Por Estadão Conteúdo

O banco central da China (PBoC, pela sigla em inglês) afirmou que não irá recorrer à desvalorização competitiva para aliviar os efeitos de conflitos comerciais, mas declarou estar pronto para agir contra investidores que buscam enfraquecer o yuan.

A China "não irá usar a taxa de câmbio do yuan como ferramenta para lidar com disputas comerciais e outras perturbações externas", prometeu o BC chinês em relatório trimestral divulgado no fim da sexta-feira (10).

Ao mesmo tempo em que pretende ampliar a flexibilidade do yuan, o PBoC irá focar resultados finais, adotando medidas contracíclicas para estabilizar o câmbio quando necessário, uma vez que a "mentalidade de rebanho" pode piorar a volatilidade.

Há cerca de uma semana, o PBoC retomou uma exigência que torna mais caras operações de aposta de enfraquecimento do yuan, num momento em que a moeda chinesa se aproximou da barreira de 7 yuans por dólar.

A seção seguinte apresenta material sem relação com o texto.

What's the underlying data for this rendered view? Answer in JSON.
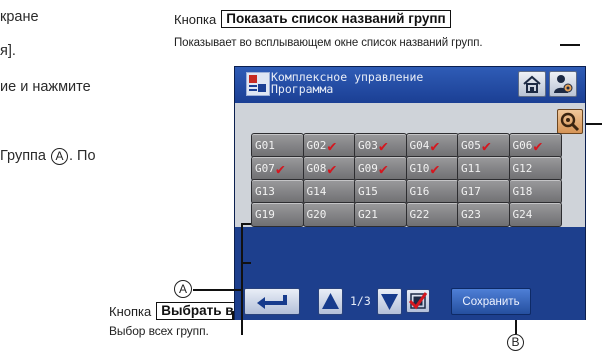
{
  "page_text": {
    "line1": "кране",
    "line2": "я].",
    "line3": "ие и нажмите",
    "line4_prefix": "Группа",
    "line4_circle": "A",
    "line4_suffix": ". По"
  },
  "callout_show_names": {
    "prefix": "Кнопка",
    "label": "Показать список названий групп",
    "description": "Показывает во всплывающем окне список названий групп."
  },
  "callout_select_all": {
    "prefix": "Кнопка",
    "label": "Выбрать все",
    "description": "Выбор всех групп."
  },
  "markers": {
    "a": "A",
    "b": "B"
  },
  "screen": {
    "title_line1": "Комплексное управление",
    "title_line2": "Программа",
    "icons": {
      "app": "program-app-icon",
      "home": "home-icon",
      "user_settings": "user-settings-icon",
      "group_names": "group-names-icon",
      "back": "back-arrow-icon",
      "up": "arrow-up-icon",
      "down": "arrow-down-icon",
      "select_all": "select-all-icon"
    },
    "groups": [
      {
        "label": "G01",
        "checked": false
      },
      {
        "label": "G02",
        "checked": true
      },
      {
        "label": "G03",
        "checked": true
      },
      {
        "label": "G04",
        "checked": true
      },
      {
        "label": "G05",
        "checked": true
      },
      {
        "label": "G06",
        "checked": true
      },
      {
        "label": "G07",
        "checked": true
      },
      {
        "label": "G08",
        "checked": true
      },
      {
        "label": "G09",
        "checked": true
      },
      {
        "label": "G10",
        "checked": true
      },
      {
        "label": "G11",
        "checked": false
      },
      {
        "label": "G12",
        "checked": false
      },
      {
        "label": "G13",
        "checked": false
      },
      {
        "label": "G14",
        "checked": false
      },
      {
        "label": "G15",
        "checked": false
      },
      {
        "label": "G16",
        "checked": false
      },
      {
        "label": "G17",
        "checked": false
      },
      {
        "label": "G18",
        "checked": false
      },
      {
        "label": "G19",
        "checked": false
      },
      {
        "label": "G20",
        "checked": false
      },
      {
        "label": "G21",
        "checked": false
      },
      {
        "label": "G22",
        "checked": false
      },
      {
        "label": "G23",
        "checked": false
      },
      {
        "label": "G24",
        "checked": false
      }
    ],
    "page_indicator": "1/3",
    "save_label": "Сохранить",
    "colors": {
      "screen_bg": "#1d3f8d",
      "panel_bg": "#cfd3d9",
      "check": "#d4171f",
      "names_button": "#e0a86f"
    }
  }
}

O relatório do PBoC sugere que o risco do dólar ultrapassar a marca de 7 yuans "diminuiu significativamente", segundo Carie Li, economista da OCBC Wing Hang Bank.

Nos últimos três meses, o yuan acumulou perdas de quase 4%, de acordo com a Wind Information.

Na semana passada, Pequim alertou que irá retaliar na mesma medida um plano dos EUA de impor tarifas de 25% a mais US$ 16 bilhões em produtos chineses a partir do dia 23. Fonte: Dow Jones Newswires.